THESE ARE THE STORIES OF THE LOST CHILD

The lost child became an urchin,

Eyes endless and dark.

She escaped into the wilderness,

Lay beneath the tamarack,

And drank from the tiger lily’s throat.

Saturday, March 15, 2014

I'd Like to Talk To Her

Elizabeth Klimek, late 1920's
Grandma Klimek favored those glasses. She still had them in the 1940's and Mary Jane begged her not to wear them. Does she look a little mean to you? Maybe she just looks sad. But the child thought all the scariness in her grandmother came directly from the geometrics of those golden frames. Odd how children think.

An enigma, my grandmother. Some people, many in the family, experienced her as selfish, cold, domineering, and downright mean. She tried to control the lives not only of her children but of her "help." That was the story I heard over and over as I asked people who had known her. But they also admitted to her amazing business acumen, her delicious cooking and baking, her impeccable service at the resort, her organizational skills, the best dining room in the county. These days she'd be the CEO of a major corporation. Those days she was an immigrant, born in Trier, Germany, brought to this country by her parents, Nicolas Friesinger and Maria Josephs Friesinger who settled in Little Falls, MN.

Lizzie Friesinger, 1920
 Take a look at her determination. True, she doesn't look all that happy back then either. Or, more likely, picture taking was a serious business. Still, I can't help but wonder, all the way through, just what secret she hid behind her eyes. Mary Jane learned a few things from those nights she spent at Grandma's house, drinking hot chocolate, listening to stories, and looking at pictures. Her mother, Maria, used to hide bread. What was that about? Did she fear starvation back in Germany? And why? And my grandmother didn't attend her funeral. Another why without answer. I thought they must have been angry with each other. That's how children make sense of things like that.

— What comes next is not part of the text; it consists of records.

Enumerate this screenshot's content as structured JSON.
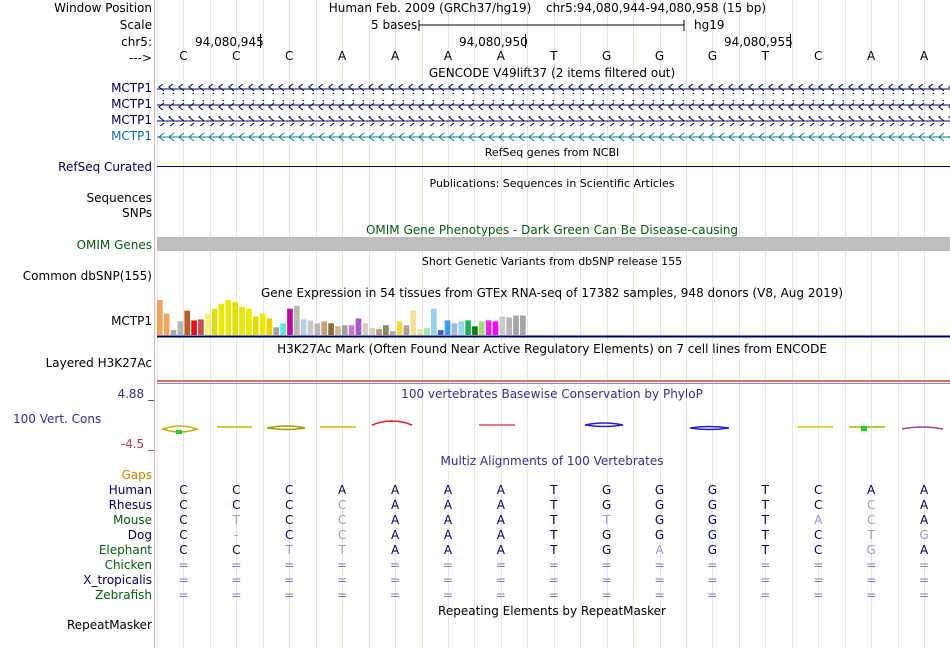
{
  "header": {
    "window_position_label": "Window Position",
    "scale_label": "Scale",
    "chr_label": "chr5:",
    "strand_label": "--->",
    "assembly": "Human Feb. 2009 (GRCh37/hg19)",
    "position": "chr5:94,080,944-94,080,958 (15 bp)",
    "scale_text": "5 bases",
    "db": "hg19",
    "ticks": [
      "94,080,945",
      "94,080,950",
      "94,080,955"
    ]
  },
  "sequence": [
    "C",
    "C",
    "C",
    "A",
    "A",
    "A",
    "A",
    "T",
    "G",
    "G",
    "G",
    "T",
    "C",
    "A",
    "A"
  ],
  "tracks": {
    "gencode": {
      "title": "GENCODE V49lift37 (2 items filtered out)",
      "items": [
        "MCTP1",
        "MCTP1",
        "MCTP1",
        "MCTP1"
      ]
    },
    "refseq": {
      "title": "RefSeq genes from NCBI",
      "label": "RefSeq Curated"
    },
    "publications": {
      "title": "Publications: Sequences in Scientific Articles",
      "label1": "Sequences",
      "label2": "SNPs"
    },
    "omim": {
      "title": "OMIM Gene Phenotypes - Dark Green Can Be Disease-causing",
      "label": "OMIM Genes"
    },
    "dbsnp": {
      "title": "Short Genetic Variants from dbSNP release 155",
      "label": "Common dbSNP(155)"
    },
    "gtex": {
      "title": "Gene Expression in 54 tissues from GTEx RNA-seq of 17382 samples, 948 donors (V8, Aug 2019)",
      "label": "MCTP1"
    },
    "h3k27ac": {
      "title": "H3K27Ac Mark (Often Found Near Active Regulatory Elements) on 7 cell lines from ENCODE",
      "label": "Layered H3K27Ac"
    },
    "phylop": {
      "title": "100 vertebrates Basewise Conservation by PhyloP",
      "label": "100 Vert. Cons",
      "max": "4.88 _",
      "min": "-4.5 _"
    },
    "multiz": {
      "title": "Multiz Alignments of 100 Vertebrates",
      "gaps_label": "Gaps",
      "species": [
        {
          "name": "Human",
          "bases": [
            "C",
            "C",
            "C",
            "A",
            "A",
            "A",
            "A",
            "T",
            "G",
            "G",
            "G",
            "T",
            "C",
            "A",
            "A"
          ]
        },
        {
          "name": "Rhesus",
          "bases": [
            "C",
            "C",
            "C",
            "C",
            "A",
            "A",
            "A",
            "T",
            "G",
            "G",
            "G",
            "T",
            "C",
            "C",
            "A"
          ]
        },
        {
          "name": "Mouse",
          "bases": [
            "C",
            "T",
            "C",
            "C",
            "A",
            "A",
            "A",
            "T",
            "T",
            "G",
            "G",
            "T",
            "A",
            "C",
            "A"
          ]
        },
        {
          "name": "Dog",
          "bases": [
            "C",
            "-",
            "C",
            "C",
            "A",
            "A",
            "A",
            "T",
            "G",
            "G",
            "G",
            "T",
            "C",
            "T",
            "G"
          ]
        },
        {
          "name": "Elephant",
          "bases": [
            "C",
            "C",
            "T",
            "T",
            "A",
            "A",
            "A",
            "T",
            "G",
            "A",
            "G",
            "T",
            "C",
            "G",
            "A"
          ]
        },
        {
          "name": "Chicken",
          "bases": [
            "=",
            "=",
            "=",
            "=",
            "=",
            "=",
            "=",
            "=",
            "=",
            "=",
            "=",
            "=",
            "=",
            "=",
            "="
          ]
        },
        {
          "name": "X_tropicalis",
          "bases": [
            "=",
            "=",
            "=",
            "=",
            "=",
            "=",
            "=",
            "=",
            "=",
            "=",
            "=",
            "=",
            "=",
            "=",
            "="
          ]
        },
        {
          "name": "Zebrafish",
          "bases": [
            "=",
            "=",
            "=",
            "=",
            "=",
            "=",
            "=",
            "=",
            "=",
            "=",
            "=",
            "=",
            "=",
            "=",
            "="
          ]
        }
      ]
    },
    "repeatmasker": {
      "title": "Repeating Elements by RepeatMasker",
      "label": "RepeatMasker"
    }
  },
  "gtex_values": [
    36,
    22,
    5,
    14,
    25,
    15,
    16,
    22,
    27,
    32,
    36,
    34,
    29,
    27,
    19,
    22,
    17,
    8,
    12,
    27,
    30,
    16,
    15,
    12,
    14,
    12,
    9,
    10,
    10,
    17,
    12,
    7,
    6,
    10,
    4,
    14,
    10,
    25,
    6,
    7,
    27,
    5,
    15,
    12,
    14,
    15,
    9,
    14,
    15,
    14,
    19,
    18,
    20,
    20
  ],
  "gtex_colors": [
    "#f4a25c",
    "#f5a55b",
    "#a7a7a7",
    "#b3b3b3",
    "#b85f2a",
    "#e21010",
    "#c34e4e",
    "#f5f17b",
    "#dede10",
    "#e9e900",
    "#e5e500",
    "#e4dd00",
    "#e8e800",
    "#eaea00",
    "#dcdc00",
    "#eaea00",
    "#ead200",
    "#a4a4a4",
    "#5ee2e8",
    "#b90aa5",
    "#bdb9b1",
    "#b5d1e6",
    "#c7c7c7",
    "#b6b6b6",
    "#c9a07a",
    "#8c6a3c",
    "#cdb88a",
    "#a4a0a0",
    "#c879c5",
    "#a855c5",
    "#d7ccc0",
    "#d1cdc4",
    "#bc9470",
    "#7c8a65",
    "#bca4a0",
    "#eeda3a",
    "#ad9e9e",
    "#f1e19a",
    "#d9ea9d",
    "#9ee0b8",
    "#9acfe9",
    "#3b5bdd",
    "#3d9be8",
    "#a2b6e6",
    "#9ad7e8",
    "#1daf5c",
    "#06850a",
    "#a3dc7b",
    "#e628e1",
    "#ff00ff",
    "#c9c9c9",
    "#b4b4b4",
    "#a4a4a4",
    "#a4a4a4"
  ]
}
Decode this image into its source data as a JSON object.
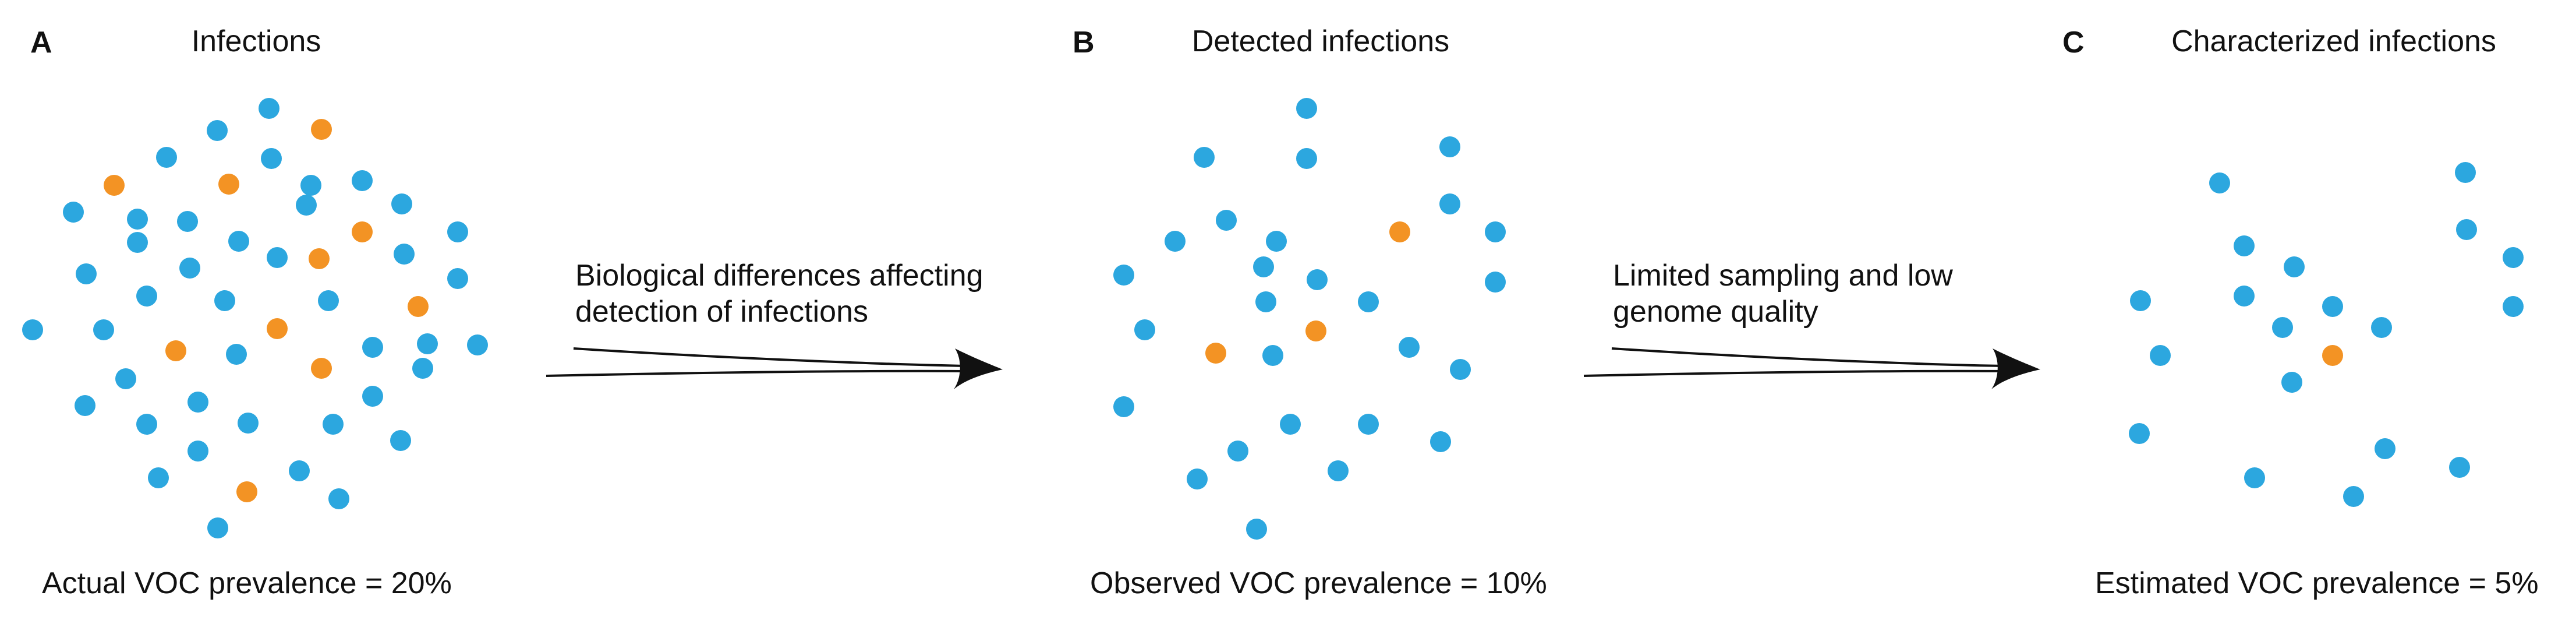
{
  "colors": {
    "non_voc_dot": "#2CA7DF",
    "voc_dot": "#F39324",
    "text": "#111111",
    "arrow": "#111111"
  },
  "panels": [
    {
      "letter": "A",
      "title": "Infections",
      "prevalence": "Actual VOC prevalence = 20%",
      "total_dots": 50,
      "voc_dots": 10
    },
    {
      "letter": "B",
      "title": "Detected infections",
      "prevalence": "Observed VOC prevalence = 10%",
      "total_dots": 30,
      "voc_dots": 3
    },
    {
      "letter": "C",
      "title": "Characterized infections",
      "prevalence": "Estimated VOC prevalence = 5%",
      "total_dots": 20,
      "voc_dots": 1
    }
  ],
  "arrows": [
    {
      "label_line1": "Biological differences affecting",
      "label_line2": "detection of infections"
    },
    {
      "label_line1": "Limited sampling and low",
      "label_line2": "genome quality"
    }
  ]
}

She married Anton John Klimek. He was the fifth man to propose. Anyway, that's how the story went. She had five suitors in all. She accepted each proposal, one after the other. Each time she was given an opal ring. Each time the suitor died before the wedding. She told me that she accepted my grandfather's proposal because he was brave enough to take her on after she'd brought such bad luck to the first four. Truly, she said, it was the opals, not herself. And Anton gave her a diamond. That's how she knew. If that sounds like a tall tale to you, you aren't the first. But when I was eight years old I believed it with wide eyes and with all my heart.

Anton and Elizabeth Klimek, 1902

I wish I knew her now. I wish we were both about, say, forty years old. Let's see...she would be running the Hotel Alyce in Osakis, having just sold the farm outside of Warroad while Anton was being a traveling optometrist and chiropractor. She never wanted to live on a farm in the first place. It had been his idea. She quit her job as sheriff, packed up their things, and bought the hotel. 

I'd like to talk to her. I'll bet she was really something else!

1 comment:

  1. Yes, Mary Jane, it would be so wonderful if we could now talk with our mothers and grandmothers as contemporaries and not as children. Do you think someday we may have that opportunity? I do.